Decked out in Utah baseball gear from his Utah hat – that was signed by every member of the team, including coaches and athletic trainers – to his No. 4 jersey that was presented to him by the Utes last fall, batboy Graden Miller was beaming from head to toe before Utah’s final game of the year. He had been living a dream with the team since last October when he accepted the jersey, and he began attending team and batting practices. It has been an unforgettable season full of memories for Miller, who has a passion for sports, but whose body is making it difficult for him to play.
Graden’s parents, Mark and Cristina – who also have a daughter, Amelia – were looking to adopt when they were contacted back in 2007 by a teenage couple in high school that was expecting. The young couple was looking for parents for their soon-to-be-born baby, but they explained to Mark and Cristina that the child would have Becker muscular dystrophy – a disorder that is a slow progression of muscle weakness in the pelvis and legs – because the girl was a carrier.
Mark and Cristina knew of a family down the street from them with four kids that suffered from severe muscular dystrophy. Mark said the family was inspirational and had great kids, and that influenced their decision to adopt their now fourth grader, Graden.
“We just decided that’s what we wanted to do,” Mark said. “We decided if this is our chance to adopt a great kid then we’re going to do it.”
As the pregnancy went along, Mark and Cristina met with the couple they would be adopting from, as well as their families. The girl’s dad who also has Becker muscular dystrophy talked to Mark and Cristina about the inherited disorder.
“He said ‘if you could do one thing just try not to emphasize sports too much because that’s really hard’,” Cristina said.
But when Graden was born, the Miller family quickly realized sports was in his blood.
“Grady was born practically with a ball in his hand,” Cristina said. “Since he was a baby he knew that a ball was a very important thing in his life.”
Whether it was choosing to watch ESPN over cartoons, dressing up as an ESPN reporter for Halloween or watching baseball on television while swinging his plastic bat, Graden’s love for sports was undeniable from a young age.

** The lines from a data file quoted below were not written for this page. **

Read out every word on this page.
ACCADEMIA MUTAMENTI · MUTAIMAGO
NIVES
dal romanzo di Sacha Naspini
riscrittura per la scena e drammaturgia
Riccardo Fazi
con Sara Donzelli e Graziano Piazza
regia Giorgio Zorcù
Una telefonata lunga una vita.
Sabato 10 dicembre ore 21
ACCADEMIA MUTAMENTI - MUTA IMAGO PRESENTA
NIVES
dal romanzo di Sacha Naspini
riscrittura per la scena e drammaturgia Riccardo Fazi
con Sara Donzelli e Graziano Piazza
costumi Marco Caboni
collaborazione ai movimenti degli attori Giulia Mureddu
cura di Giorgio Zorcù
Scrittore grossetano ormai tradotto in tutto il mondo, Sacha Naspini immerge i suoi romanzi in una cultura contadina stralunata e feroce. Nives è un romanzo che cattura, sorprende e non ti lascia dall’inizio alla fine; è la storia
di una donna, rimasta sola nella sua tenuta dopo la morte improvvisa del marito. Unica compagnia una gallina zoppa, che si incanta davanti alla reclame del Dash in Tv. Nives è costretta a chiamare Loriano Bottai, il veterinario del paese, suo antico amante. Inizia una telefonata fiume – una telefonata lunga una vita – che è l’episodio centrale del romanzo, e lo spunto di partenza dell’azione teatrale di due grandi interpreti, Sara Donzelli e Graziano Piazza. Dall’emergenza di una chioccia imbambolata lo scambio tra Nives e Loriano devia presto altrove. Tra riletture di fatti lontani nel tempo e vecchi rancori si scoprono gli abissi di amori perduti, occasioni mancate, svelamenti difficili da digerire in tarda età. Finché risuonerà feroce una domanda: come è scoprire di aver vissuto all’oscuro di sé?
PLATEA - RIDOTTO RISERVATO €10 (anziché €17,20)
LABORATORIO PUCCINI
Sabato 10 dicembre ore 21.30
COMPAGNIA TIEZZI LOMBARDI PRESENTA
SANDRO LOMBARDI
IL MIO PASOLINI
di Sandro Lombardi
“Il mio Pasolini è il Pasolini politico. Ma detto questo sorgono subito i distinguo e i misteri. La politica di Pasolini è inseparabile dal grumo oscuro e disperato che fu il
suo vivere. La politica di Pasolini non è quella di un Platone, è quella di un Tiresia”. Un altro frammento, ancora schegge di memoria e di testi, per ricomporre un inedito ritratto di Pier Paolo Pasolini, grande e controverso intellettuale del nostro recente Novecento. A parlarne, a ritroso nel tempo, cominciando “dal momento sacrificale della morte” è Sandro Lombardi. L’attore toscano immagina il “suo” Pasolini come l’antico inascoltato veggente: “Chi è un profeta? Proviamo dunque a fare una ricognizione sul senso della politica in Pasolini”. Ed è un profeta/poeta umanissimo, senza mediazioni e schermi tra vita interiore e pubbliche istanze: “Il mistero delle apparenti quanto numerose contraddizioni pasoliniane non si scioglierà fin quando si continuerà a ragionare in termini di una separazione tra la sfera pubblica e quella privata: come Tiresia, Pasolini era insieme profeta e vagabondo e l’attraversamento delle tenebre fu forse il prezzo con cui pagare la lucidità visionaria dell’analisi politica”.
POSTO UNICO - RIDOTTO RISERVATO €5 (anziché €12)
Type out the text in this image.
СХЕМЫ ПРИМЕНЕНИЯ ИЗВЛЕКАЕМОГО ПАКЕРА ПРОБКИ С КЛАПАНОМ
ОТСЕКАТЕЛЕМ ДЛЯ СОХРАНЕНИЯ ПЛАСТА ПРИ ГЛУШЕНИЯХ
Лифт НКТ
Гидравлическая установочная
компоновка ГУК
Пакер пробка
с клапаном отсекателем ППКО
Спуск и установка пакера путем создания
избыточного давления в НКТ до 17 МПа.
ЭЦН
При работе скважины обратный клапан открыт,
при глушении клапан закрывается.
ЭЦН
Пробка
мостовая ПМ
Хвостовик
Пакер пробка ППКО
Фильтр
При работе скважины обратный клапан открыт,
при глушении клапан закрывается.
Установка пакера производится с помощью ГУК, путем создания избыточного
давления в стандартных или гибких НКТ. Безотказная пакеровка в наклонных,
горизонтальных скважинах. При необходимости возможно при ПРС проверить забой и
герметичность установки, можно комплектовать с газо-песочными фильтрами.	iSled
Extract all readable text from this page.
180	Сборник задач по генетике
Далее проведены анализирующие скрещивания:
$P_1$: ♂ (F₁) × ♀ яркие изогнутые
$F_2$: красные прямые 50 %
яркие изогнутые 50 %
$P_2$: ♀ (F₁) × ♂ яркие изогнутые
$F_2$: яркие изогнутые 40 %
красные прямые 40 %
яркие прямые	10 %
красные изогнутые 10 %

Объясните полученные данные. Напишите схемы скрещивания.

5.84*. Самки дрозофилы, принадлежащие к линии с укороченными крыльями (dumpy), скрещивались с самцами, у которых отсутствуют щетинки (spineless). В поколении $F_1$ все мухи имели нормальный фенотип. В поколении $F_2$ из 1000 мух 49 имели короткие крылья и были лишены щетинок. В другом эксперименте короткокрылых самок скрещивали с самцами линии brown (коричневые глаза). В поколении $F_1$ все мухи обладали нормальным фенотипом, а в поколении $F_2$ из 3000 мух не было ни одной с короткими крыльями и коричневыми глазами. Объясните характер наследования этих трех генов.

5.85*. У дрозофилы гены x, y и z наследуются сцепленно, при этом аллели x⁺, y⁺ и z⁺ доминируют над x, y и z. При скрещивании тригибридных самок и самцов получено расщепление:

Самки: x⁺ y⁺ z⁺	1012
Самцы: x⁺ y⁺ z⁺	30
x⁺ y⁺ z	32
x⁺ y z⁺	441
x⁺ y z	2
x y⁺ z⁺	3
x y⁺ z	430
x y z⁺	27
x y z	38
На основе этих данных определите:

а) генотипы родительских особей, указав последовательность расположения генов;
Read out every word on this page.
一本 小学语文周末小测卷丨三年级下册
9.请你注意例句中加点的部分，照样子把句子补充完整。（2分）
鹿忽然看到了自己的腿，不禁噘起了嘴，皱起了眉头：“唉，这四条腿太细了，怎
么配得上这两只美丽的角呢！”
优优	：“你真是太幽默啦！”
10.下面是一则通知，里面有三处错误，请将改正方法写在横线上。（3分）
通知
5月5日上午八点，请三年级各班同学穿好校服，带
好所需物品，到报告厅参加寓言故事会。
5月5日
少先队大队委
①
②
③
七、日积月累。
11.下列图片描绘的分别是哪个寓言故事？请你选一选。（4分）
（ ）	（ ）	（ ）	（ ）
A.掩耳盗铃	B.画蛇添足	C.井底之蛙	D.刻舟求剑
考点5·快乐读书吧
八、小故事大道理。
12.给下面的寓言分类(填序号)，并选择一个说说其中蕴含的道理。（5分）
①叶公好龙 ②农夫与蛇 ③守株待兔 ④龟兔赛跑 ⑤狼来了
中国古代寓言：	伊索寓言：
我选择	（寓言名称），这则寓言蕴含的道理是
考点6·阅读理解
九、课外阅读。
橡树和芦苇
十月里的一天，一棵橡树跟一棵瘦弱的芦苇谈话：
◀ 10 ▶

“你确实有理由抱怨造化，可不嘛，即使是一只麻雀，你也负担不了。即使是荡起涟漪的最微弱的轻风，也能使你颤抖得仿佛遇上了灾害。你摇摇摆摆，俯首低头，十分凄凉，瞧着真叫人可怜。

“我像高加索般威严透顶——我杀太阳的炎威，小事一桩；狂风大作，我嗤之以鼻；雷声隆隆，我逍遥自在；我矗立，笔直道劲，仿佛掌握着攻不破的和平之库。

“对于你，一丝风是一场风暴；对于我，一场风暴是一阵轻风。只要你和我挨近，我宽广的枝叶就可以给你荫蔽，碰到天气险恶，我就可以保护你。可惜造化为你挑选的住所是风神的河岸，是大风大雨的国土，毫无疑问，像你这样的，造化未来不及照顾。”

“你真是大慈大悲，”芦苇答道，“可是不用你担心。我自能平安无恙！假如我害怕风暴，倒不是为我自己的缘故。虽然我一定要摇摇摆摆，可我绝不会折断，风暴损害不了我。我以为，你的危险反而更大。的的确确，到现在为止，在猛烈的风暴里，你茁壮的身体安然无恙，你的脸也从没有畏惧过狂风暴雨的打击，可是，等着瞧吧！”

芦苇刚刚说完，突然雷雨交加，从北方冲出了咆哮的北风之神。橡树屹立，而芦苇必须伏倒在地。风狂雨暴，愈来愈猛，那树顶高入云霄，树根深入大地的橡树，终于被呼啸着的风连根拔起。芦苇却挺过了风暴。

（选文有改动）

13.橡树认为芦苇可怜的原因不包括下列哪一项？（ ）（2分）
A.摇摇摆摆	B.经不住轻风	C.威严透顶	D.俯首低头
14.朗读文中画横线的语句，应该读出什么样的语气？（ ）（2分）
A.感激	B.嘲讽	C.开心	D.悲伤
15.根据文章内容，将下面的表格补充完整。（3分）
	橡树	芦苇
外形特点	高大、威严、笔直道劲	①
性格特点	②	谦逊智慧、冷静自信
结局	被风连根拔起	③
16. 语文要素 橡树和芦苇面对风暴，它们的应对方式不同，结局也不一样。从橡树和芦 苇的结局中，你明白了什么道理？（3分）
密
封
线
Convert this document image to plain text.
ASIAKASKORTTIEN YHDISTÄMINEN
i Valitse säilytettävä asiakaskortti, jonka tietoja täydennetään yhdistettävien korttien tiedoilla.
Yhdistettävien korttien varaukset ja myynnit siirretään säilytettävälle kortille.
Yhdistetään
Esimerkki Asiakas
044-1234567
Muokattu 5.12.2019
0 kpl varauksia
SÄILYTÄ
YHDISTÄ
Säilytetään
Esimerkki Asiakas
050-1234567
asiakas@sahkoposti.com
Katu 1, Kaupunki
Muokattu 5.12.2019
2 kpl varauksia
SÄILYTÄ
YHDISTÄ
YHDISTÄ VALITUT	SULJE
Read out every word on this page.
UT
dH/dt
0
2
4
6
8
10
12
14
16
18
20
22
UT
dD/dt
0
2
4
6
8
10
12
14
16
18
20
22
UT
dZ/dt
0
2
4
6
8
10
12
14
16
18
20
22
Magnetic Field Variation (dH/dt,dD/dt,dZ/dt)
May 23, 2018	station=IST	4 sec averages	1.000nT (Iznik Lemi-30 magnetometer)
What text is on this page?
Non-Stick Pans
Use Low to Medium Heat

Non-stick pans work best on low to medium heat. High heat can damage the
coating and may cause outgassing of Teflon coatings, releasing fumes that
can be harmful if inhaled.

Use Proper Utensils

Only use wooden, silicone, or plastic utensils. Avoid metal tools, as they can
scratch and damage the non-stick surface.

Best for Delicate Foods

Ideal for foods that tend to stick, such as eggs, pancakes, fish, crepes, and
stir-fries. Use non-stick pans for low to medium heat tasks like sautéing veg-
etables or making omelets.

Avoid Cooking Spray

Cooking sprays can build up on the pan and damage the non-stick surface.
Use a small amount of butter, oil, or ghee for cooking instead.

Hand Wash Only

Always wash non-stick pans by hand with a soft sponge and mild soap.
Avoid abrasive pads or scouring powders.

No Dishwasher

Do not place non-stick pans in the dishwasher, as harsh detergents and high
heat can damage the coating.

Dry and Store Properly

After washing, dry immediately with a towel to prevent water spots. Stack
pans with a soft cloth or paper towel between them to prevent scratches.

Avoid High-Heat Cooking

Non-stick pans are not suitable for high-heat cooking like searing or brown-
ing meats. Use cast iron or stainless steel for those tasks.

Living with Becker muscular dystrophy though is a challenge when it comes to playing sports because the muscle weakness in the lower part of the body that slowly occurs makes it difficult to move, but the sports enthusiastic boy found that baseball was a game his body would allow him to play.
“It’s the only sport that I can play because it doesn’t have that much running involved,” Graden said.
With baseball being the sport Graden has come to love, when he found out he was going to be a batboy for the Utes, he was speechless according to Cristina. The game he has been playing and watching seemed to become more than just balls, bats and dirt. This was an experience of a lifetime.
As a batboy, Graden was responsible for picking up bats, grabbing foul balls and getting elbow and kneepads for the athletes. By the end of the games, Cristina said his legs would be cramping and exhausted, but for the boy who isn’t letting this obstacle get the best of him, he was quick to add that only happened “some of the time.”
“There were some games where at the end of the game he was still juiced and he wanted to run from the bottom of the stadium,” Mark said. “He wanted to run up the steps and just show me that he could get up there. It’s pretty awesome.”
The Utes took Graden in as one of their own this season. From fist bumps from the athletes and head coach Bill Kinneberg in the dugout to learning tips on how to get a jump on stealing, this team has put a smile on Graden’s face.
Not to mention, Graden got to see his favorite and now former Ute, Dallas Carroll – who played the same position as him, third base – in action. Graden was a member of the Alta Canyon All-Star Team last season, and he now plays for the Royals where he gets to put what he’s seen from the Utes to the test.
“I think Graden bonded right away with our guys,” Kinneberg said. “He’s a really personable, happy, dedicated little boy that enjoyed being around us and guys enjoyed being around him, and he did a great job batboying so it was a win for both of us.”
The thrill this opportunity has brought Graden is something that has been special for his family to watch, but especially for his mom. Cristina explained that there are times when he feels down and different and that is heartbreaking, but seeing how the Utes have acted around Graden has been heartwarming.
“I see these big athletes treating him so nicely,” Cristina said. “They gave him fist bumps and they patted his helmet and they treated him like one of the guys. It’s just an amazing experience to [have] watched him out there interacting with these college players. I just appreciate everything they’ve done so much.”
Looking back on the season, Graden said he is going to miss high fives at home plate after a home run, being on the field and hanging with the guys, but above all, he’s simply going to miss being a Utah baseball batboy.
Doctors aren’t sure how Graden’s Becker muscular dystrophy is going to progress other then they know Graden will lose more mobility in his legs. So for now, Graden will continue to do all that he can while he is still able to despite the curveball life has thrown his way.